Year after year, though Christ has not returned to judgment; though scoffers have been saying, ‘Where is the promise of His coming? for all things continue as they were at the beginning’—Year after year, I say, are the clergy bidden to tell the people that the night is far spent, that the day is at hand; and to tell them so, because it is true. Whatsoever St. Paul meant, or did not mean, by the words, a few years after our Lord’s ascension into heaven, they are there, for ever, written by one who was moved by the Holy Ghost; and hence they have an eternal moral and spiritual significance to mankind in every age.
Whatever these words may, or may not have meant to St. Paul when he wrote them first, in the prime of life, we may never know, and we need not know. But we can guess surely enough what they must have meant to him in after years, when he could say—as would to God we all might be able to say—‘I have fought a good fight, I have finished my course, I have kept the faith: henceforth there is laid up for me a crown of righteousness, which the Lord, the righteous Judge, shall give me at that day: and not to me only, but unto all them that love His appearing.’
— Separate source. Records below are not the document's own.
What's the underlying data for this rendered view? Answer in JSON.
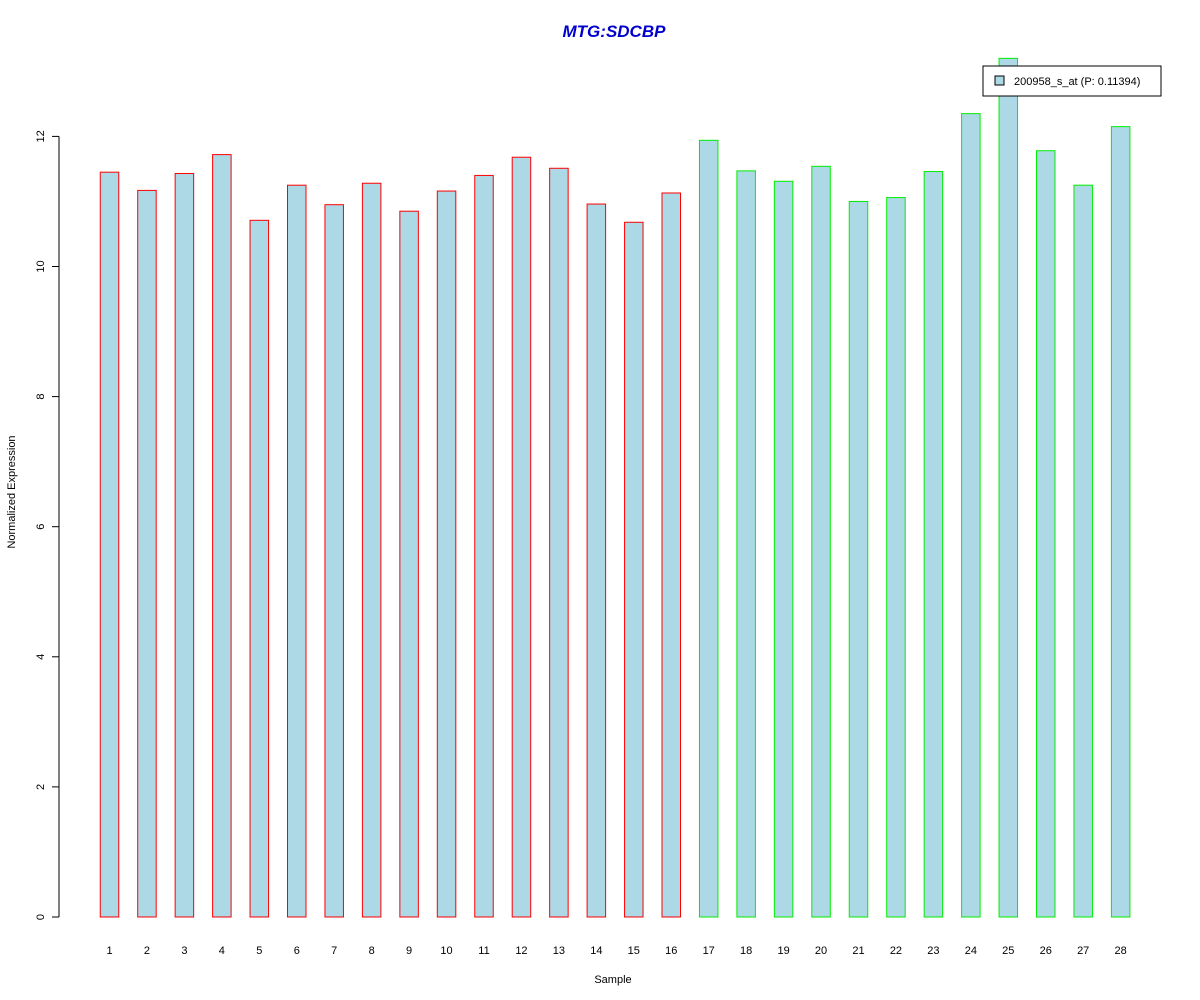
{
  "chart_data": {
    "type": "bar",
    "title": "MTG:SDCBP",
    "xlabel": "Sample",
    "ylabel": "Normalized Expression",
    "categories": [
      "1",
      "2",
      "3",
      "4",
      "5",
      "6",
      "7",
      "8",
      "9",
      "10",
      "11",
      "12",
      "13",
      "14",
      "15",
      "16",
      "17",
      "18",
      "19",
      "20",
      "21",
      "22",
      "23",
      "24",
      "25",
      "26",
      "27",
      "28"
    ],
    "values": [
      11.45,
      11.17,
      11.43,
      11.72,
      10.71,
      11.25,
      10.95,
      11.28,
      10.85,
      11.16,
      11.4,
      11.68,
      11.51,
      10.96,
      10.68,
      11.13,
      11.94,
      11.47,
      11.31,
      11.54,
      11.0,
      11.06,
      11.46,
      12.35,
      13.2,
      11.78,
      11.25,
      12.15
    ],
    "yticks": [
      0,
      2,
      4,
      6,
      8,
      10,
      12
    ],
    "ylim": [
      0,
      13.2
    ],
    "group_borders": [
      "#ff0000",
      "#ff0000",
      "#ff0000",
      "#ff0000",
      "#ff0000",
      "#ff0000",
      "#ff0000",
      "#ff0000",
      "#ff0000",
      "#ff0000",
      "#ff0000",
      "#ff0000",
      "#ff0000",
      "#ff0000",
      "#ff0000",
      "#ff0000",
      "#00ee00",
      "#00ee00",
      "#00ee00",
      "#00ee00",
      "#00ee00",
      "#00ee00",
      "#00ee00",
      "#00ee00",
      "#00ee00",
      "#00ee00",
      "#00ee00",
      "#00ee00"
    ],
    "bar_fill": "#add8e6",
    "title_color": "#0000cc",
    "legend": {
      "placement": "top-right",
      "entries": [
        {
          "label": "200958_s_at (P: 0.11394)",
          "color": "#add8e6"
        }
      ]
    },
    "grid": false
  }
}
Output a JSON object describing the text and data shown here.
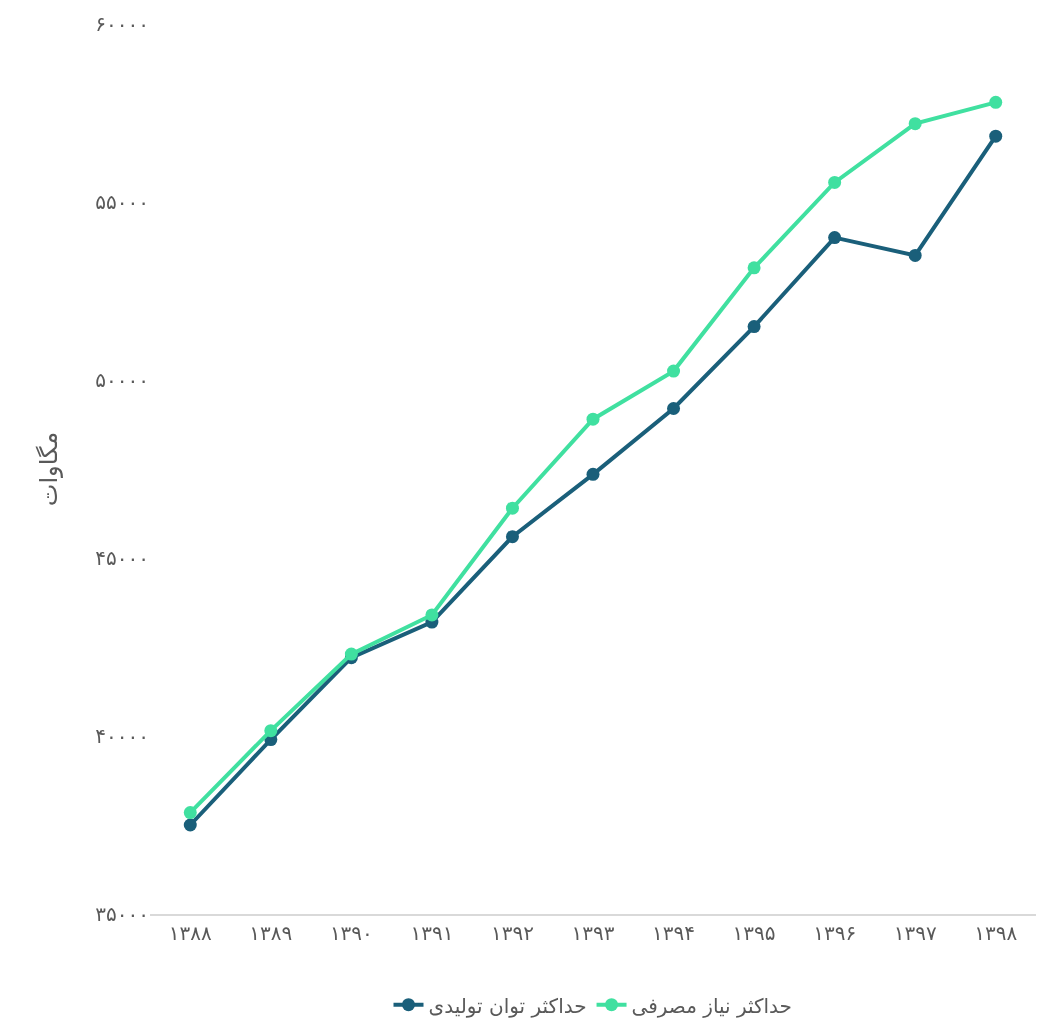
{
  "chart_data": {
    "type": "line",
    "ylabel": "مگاوات",
    "categories": [
      "۱۳۸۸",
      "۱۳۸۹",
      "۱۳۹۰",
      "۱۳۹۱",
      "۱۳۹۲",
      "۱۳۹۳",
      "۱۳۹۴",
      "۱۳۹۵",
      "۱۳۹۶",
      "۱۳۹۷",
      "۱۳۹۸"
    ],
    "series": [
      {
        "name": "حداکثر توان تولیدی",
        "color": "#1a5f7a",
        "values": [
          37500,
          39900,
          42200,
          43200,
          45600,
          47350,
          49200,
          51500,
          54000,
          53500,
          56850
        ]
      },
      {
        "name": "حداکثر نیاز مصرفی",
        "color": "#40e0a0",
        "values": [
          37850,
          40150,
          42300,
          43400,
          46400,
          48900,
          50250,
          53150,
          55550,
          57200,
          57800
        ]
      }
    ],
    "ylim": [
      35000,
      60000
    ],
    "yticks": [
      {
        "value": 35000,
        "label": "۳۵۰۰۰"
      },
      {
        "value": 40000,
        "label": "۴۰۰۰۰"
      },
      {
        "value": 45000,
        "label": "۴۵۰۰۰"
      },
      {
        "value": 50000,
        "label": "۵۰۰۰۰"
      },
      {
        "value": 55000,
        "label": "۵۵۰۰۰"
      },
      {
        "value": 60000,
        "label": "۶۰۰۰۰"
      }
    ],
    "legend": "bottom",
    "marker": "circle",
    "line_style": "solid"
  }
}
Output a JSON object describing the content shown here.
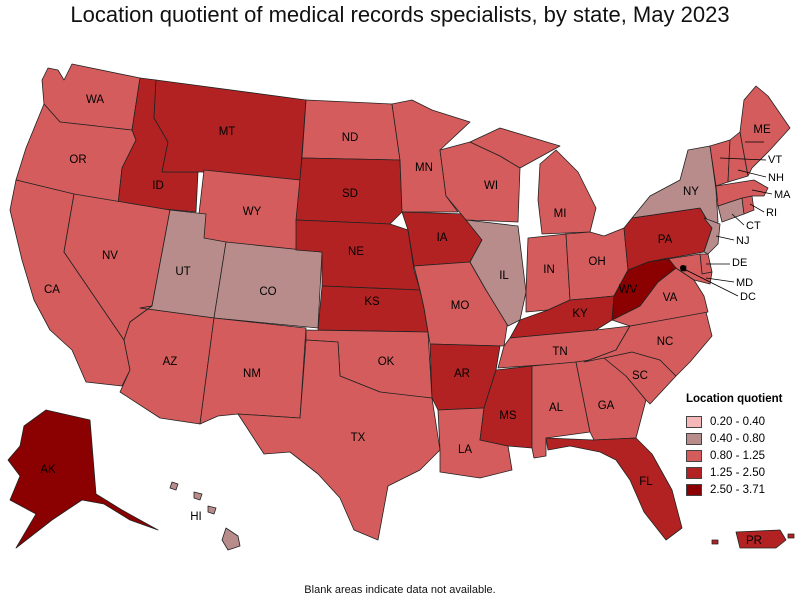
{
  "title": "Location quotient of medical records specialists, by state, May 2023",
  "footnote": "Blank areas indicate data not available.",
  "legend": {
    "title": "Location quotient",
    "bins": [
      {
        "label": "0.20 - 0.40",
        "color": "#f4b8b8"
      },
      {
        "label": "0.40 - 0.80",
        "color": "#b98c8c"
      },
      {
        "label": "0.80 - 1.25",
        "color": "#d45c5c"
      },
      {
        "label": "1.25 - 2.50",
        "color": "#b22222"
      },
      {
        "label": "2.50 - 3.71",
        "color": "#8b0000"
      }
    ]
  },
  "states": [
    {
      "abbr": "WA",
      "bin": 2
    },
    {
      "abbr": "OR",
      "bin": 2
    },
    {
      "abbr": "CA",
      "bin": 2
    },
    {
      "abbr": "ID",
      "bin": 3
    },
    {
      "abbr": "NV",
      "bin": 2
    },
    {
      "abbr": "MT",
      "bin": 3
    },
    {
      "abbr": "WY",
      "bin": 2
    },
    {
      "abbr": "UT",
      "bin": 1
    },
    {
      "abbr": "CO",
      "bin": 1
    },
    {
      "abbr": "AZ",
      "bin": 2
    },
    {
      "abbr": "NM",
      "bin": 2
    },
    {
      "abbr": "ND",
      "bin": 2
    },
    {
      "abbr": "SD",
      "bin": 3
    },
    {
      "abbr": "NE",
      "bin": 3
    },
    {
      "abbr": "KS",
      "bin": 3
    },
    {
      "abbr": "OK",
      "bin": 2
    },
    {
      "abbr": "TX",
      "bin": 2
    },
    {
      "abbr": "MN",
      "bin": 2
    },
    {
      "abbr": "IA",
      "bin": 3
    },
    {
      "abbr": "MO",
      "bin": 2
    },
    {
      "abbr": "AR",
      "bin": 3
    },
    {
      "abbr": "LA",
      "bin": 2
    },
    {
      "abbr": "WI",
      "bin": 2
    },
    {
      "abbr": "IL",
      "bin": 1
    },
    {
      "abbr": "MI",
      "bin": 2
    },
    {
      "abbr": "IN",
      "bin": 2
    },
    {
      "abbr": "OH",
      "bin": 2
    },
    {
      "abbr": "KY",
      "bin": 3
    },
    {
      "abbr": "TN",
      "bin": 2
    },
    {
      "abbr": "MS",
      "bin": 3
    },
    {
      "abbr": "AL",
      "bin": 2
    },
    {
      "abbr": "GA",
      "bin": 2
    },
    {
      "abbr": "FL",
      "bin": 3
    },
    {
      "abbr": "SC",
      "bin": 2
    },
    {
      "abbr": "NC",
      "bin": 2
    },
    {
      "abbr": "VA",
      "bin": 2
    },
    {
      "abbr": "WV",
      "bin": 4
    },
    {
      "abbr": "PA",
      "bin": 3
    },
    {
      "abbr": "NY",
      "bin": 1
    },
    {
      "abbr": "NJ",
      "bin": 1
    },
    {
      "abbr": "DE",
      "bin": 2
    },
    {
      "abbr": "MD",
      "bin": 2
    },
    {
      "abbr": "DC",
      "bin": 4
    },
    {
      "abbr": "CT",
      "bin": 1
    },
    {
      "abbr": "RI",
      "bin": 2
    },
    {
      "abbr": "MA",
      "bin": 2
    },
    {
      "abbr": "VT",
      "bin": 2
    },
    {
      "abbr": "NH",
      "bin": 2
    },
    {
      "abbr": "ME",
      "bin": 2
    },
    {
      "abbr": "AK",
      "bin": 4
    },
    {
      "abbr": "HI",
      "bin": 1
    },
    {
      "abbr": "PR",
      "bin": 3
    }
  ]
}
To him, then, the night would surely mean this mortal life on earth. The day would mean the immortal life to come.
For is not this mortal life, compared with that life to come, as night compared with day? I do not mean to speak evil of it. God forbid that we should do anything but thank God for this life. God forbid that we should say impiously to Him, Why hast thou made me thus? No. God made this mortal life, and therefore, like all things which He has made, it is very good. But there are good nights, and there are bad nights; and there are happy lives, and unhappy ones. But what are they at best? What is the life of the happiest man without the Holy Spirit of God? A night full of pleasant dreams. What is the life of the wisest man? A night of darkness, through which he gropes his way by lanthorn-light, slowly, and with many mistakes and stumbles. When we compare man’s vast capabilities with his small deeds; when we think how much he might know,—how little he does know in this mortal life,—can we wonder that the highest spirits in every age have looked on death as a deliverance out of darkness and a dungeon? And if this is life at the best, what is life at the worst? To how many is life a night, not of peace and rest, but of tossing and weariness, pain and sickness, anxiety and misery, till they are ready to cry, When will it be over? When will kind Death come and give me rest? When will the night of this life be spent, and the day of God arise? ‘Out of the depths have I cried unto thee, O Lord. Lord, hear my voice. My soul doth wait for the Lord, more than the sick man who watches for the morning.’
Yes, think,—for it is good at times, however happy one may be oneself, to think—of all the misery and sorrow that there is on earth, and how many there are who would be glad to hear that it was nearly over; glad to hear that the night was far spent, and the day was at hand.
And even the happiest ought to ‘know the time.’ To know that the night is far spent, and the day at hand. To know, too, that the night at best was not given us, to sleep it all through, from sunset to sunrise. No industrious man does that. Either he works after sunset, and often on through the long hours, and into the short hours, before he goes to rest: or else he rises before daybreak, and gets ready for the labours of the coming day. The latter no man can do in this life. For we all sleep away, more or less, the beginning of our life, in the time of childhood. There is no sin in that—God seems to have ordained that so it should be. But, to sleep away our manhood likewise,—is there no sin in that? As we grow older, must we not awake out of sleep, and set to work, to be ready for the day of God which will dawn on us when we pass out of this mortal life into the world to come?
As we grow older, and as we get our share of the cares, troubles, experiences of life, it is high time to wake out of sleep, and ask Christ to give us light—light enough to see our way through the night of this life, till the everlasting day shall dawn.